Animal use and doxycycline administration. Transgenic and control mice were kept in a pathogen-free vivarium in accordance with institutional guidelines under Institutional Animal Care and Use Committee-approved protocols. Doxycycline was administered to the mice in the chow at a concentration of 625 mg/kg (Harlan Teklad, Madison, WI) from 4 wk of age to the end of the experiment. Experimental mice were exposed either to 95% oxygen or to room air for 72 h at 9-11 wk of age. Oxygen-exposed mice were weaned for 24 h in 60% and then placed in room air for the duration of the experiment. If found in respiratory distress, mice were was recorded.

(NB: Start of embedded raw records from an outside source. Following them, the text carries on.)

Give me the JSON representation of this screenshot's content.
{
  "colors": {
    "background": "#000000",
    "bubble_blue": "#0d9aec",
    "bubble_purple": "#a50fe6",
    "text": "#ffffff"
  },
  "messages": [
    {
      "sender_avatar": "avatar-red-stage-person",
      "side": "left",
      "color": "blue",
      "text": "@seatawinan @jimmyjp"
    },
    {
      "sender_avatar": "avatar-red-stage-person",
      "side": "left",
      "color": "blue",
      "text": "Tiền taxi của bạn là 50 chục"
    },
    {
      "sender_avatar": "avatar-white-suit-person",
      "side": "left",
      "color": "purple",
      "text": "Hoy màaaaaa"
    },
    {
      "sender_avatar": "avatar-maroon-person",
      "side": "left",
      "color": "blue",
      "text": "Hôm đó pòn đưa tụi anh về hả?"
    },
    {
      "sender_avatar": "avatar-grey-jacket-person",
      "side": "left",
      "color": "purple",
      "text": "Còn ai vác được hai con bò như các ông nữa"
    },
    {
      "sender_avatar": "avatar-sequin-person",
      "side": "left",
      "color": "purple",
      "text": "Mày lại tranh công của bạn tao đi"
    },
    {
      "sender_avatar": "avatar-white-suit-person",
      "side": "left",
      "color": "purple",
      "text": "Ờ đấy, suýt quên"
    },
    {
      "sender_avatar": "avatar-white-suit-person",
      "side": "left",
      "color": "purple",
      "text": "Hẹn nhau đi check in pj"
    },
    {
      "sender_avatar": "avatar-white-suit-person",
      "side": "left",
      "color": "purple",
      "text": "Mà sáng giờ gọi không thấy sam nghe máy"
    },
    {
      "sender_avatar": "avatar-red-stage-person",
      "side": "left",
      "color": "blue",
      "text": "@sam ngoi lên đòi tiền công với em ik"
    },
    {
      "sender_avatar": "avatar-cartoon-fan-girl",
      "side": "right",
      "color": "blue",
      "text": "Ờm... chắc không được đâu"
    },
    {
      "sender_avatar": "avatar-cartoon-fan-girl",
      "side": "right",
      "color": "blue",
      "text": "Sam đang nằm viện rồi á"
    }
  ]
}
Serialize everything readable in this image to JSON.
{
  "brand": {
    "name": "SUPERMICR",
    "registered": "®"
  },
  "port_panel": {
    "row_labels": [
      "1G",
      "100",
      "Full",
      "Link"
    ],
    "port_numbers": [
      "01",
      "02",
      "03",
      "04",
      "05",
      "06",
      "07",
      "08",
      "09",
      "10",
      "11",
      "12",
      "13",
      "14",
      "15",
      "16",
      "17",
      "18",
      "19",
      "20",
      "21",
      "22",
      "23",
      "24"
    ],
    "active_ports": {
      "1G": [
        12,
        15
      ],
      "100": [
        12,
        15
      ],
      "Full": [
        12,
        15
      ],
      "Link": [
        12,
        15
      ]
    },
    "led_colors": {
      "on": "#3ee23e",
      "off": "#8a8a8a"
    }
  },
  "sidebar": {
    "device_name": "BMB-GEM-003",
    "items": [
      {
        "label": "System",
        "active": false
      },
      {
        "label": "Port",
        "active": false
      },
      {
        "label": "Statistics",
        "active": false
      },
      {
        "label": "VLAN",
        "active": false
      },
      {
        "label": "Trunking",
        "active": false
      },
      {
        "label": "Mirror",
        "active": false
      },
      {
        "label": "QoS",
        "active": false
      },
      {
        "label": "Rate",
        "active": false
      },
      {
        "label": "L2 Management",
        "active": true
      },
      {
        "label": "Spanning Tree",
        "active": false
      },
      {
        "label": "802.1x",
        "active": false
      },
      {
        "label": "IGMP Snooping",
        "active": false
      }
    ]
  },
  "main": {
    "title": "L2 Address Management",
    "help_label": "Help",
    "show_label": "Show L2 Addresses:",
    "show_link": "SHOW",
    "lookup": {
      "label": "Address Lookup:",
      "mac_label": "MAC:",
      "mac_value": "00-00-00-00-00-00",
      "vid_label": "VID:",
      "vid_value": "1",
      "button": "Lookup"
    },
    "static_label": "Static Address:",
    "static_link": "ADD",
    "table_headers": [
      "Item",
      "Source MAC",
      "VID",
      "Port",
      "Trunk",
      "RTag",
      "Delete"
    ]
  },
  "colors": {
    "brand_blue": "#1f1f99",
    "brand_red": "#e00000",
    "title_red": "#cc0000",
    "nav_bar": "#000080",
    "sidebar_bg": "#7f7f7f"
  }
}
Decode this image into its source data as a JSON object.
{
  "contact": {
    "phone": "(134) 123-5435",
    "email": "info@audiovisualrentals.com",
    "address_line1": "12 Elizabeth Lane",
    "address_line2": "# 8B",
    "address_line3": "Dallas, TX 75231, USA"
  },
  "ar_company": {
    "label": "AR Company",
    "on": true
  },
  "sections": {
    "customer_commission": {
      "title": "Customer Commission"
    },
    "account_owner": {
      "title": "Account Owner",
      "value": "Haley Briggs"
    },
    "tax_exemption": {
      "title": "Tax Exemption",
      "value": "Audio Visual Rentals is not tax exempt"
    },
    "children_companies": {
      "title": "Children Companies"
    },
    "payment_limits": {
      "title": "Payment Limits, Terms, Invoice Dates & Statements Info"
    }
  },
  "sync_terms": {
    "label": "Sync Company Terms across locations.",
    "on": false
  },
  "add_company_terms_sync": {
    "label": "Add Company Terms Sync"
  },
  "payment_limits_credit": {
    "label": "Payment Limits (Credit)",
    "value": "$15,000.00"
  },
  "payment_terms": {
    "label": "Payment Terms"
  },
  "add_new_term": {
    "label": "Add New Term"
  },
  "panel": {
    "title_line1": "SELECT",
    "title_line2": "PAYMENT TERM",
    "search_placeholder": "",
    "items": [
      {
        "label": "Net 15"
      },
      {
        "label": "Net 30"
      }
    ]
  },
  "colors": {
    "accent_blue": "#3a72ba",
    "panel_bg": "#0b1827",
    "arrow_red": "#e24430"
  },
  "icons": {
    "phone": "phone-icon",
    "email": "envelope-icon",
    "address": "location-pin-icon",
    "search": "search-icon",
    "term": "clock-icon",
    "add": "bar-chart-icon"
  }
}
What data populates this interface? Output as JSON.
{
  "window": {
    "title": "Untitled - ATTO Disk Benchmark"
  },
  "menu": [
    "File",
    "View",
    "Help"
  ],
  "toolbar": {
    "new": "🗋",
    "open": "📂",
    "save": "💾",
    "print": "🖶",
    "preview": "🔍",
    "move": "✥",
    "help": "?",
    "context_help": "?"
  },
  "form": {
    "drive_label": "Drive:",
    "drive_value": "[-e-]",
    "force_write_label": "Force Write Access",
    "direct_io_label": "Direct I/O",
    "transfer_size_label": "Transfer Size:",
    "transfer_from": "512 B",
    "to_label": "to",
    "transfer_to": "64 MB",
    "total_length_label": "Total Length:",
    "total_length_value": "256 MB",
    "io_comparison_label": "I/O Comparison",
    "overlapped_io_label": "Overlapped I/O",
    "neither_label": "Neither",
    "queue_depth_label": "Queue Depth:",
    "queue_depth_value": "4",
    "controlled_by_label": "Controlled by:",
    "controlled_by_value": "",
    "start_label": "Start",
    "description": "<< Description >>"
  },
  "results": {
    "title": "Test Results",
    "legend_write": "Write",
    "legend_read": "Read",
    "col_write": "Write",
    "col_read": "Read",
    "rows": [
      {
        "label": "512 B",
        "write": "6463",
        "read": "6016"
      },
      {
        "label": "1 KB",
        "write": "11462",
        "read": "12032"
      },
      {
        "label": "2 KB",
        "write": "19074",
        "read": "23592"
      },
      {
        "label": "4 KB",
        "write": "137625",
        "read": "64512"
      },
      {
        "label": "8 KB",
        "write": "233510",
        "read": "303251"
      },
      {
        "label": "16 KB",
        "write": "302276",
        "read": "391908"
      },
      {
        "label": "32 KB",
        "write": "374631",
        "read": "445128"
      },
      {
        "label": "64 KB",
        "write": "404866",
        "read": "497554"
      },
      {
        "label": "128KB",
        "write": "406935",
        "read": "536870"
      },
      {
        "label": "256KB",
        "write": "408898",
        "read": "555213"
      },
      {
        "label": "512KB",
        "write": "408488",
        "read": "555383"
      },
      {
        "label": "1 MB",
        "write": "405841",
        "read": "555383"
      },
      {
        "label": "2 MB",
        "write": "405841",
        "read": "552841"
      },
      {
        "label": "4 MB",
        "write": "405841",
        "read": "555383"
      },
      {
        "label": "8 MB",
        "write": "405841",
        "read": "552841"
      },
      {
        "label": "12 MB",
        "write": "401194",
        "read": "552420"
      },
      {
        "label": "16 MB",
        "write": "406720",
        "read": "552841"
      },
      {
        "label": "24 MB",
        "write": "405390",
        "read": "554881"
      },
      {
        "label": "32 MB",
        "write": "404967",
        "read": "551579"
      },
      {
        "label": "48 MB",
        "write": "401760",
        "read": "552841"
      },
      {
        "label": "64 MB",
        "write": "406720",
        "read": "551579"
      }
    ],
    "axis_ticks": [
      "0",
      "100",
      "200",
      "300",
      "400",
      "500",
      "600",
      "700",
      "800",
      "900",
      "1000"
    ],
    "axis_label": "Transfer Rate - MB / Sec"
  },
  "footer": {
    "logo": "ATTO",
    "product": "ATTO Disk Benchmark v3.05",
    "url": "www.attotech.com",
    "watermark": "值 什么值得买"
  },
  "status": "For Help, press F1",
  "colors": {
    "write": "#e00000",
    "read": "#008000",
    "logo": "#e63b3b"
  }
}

Tissue preparation, histology, and immunohistochemistry. Mice were killed by lethal dose injection of ketamine, xylazine, and acepromazine. Lungs were inflation fixed with 4% paraformaldehyde in PBS at 25 cmH2O and immersed in same fixative. Tissue was fixed overnight, dehydrated in the series of alcohol embedded in paraffin. Tissue sections were stained with hematoxylin and eosin. Immunohistochemistry for SP-B, pro-SP-C, platelet endothelial cell adhesion molecule 1 (PECAM-1), and thyroid transcription factor (TTF)-1 was performed on tissue sections as previously described (49). Anti-SP-B (AB3426), pro-SP-C (AB3428), and rat TTF-1 antibodies were generated in our laboratory and are available at Chemicon (Temecula, CA). Anti-PECAM-1 antibody was purchased from Pharmingen (San Diego, CA).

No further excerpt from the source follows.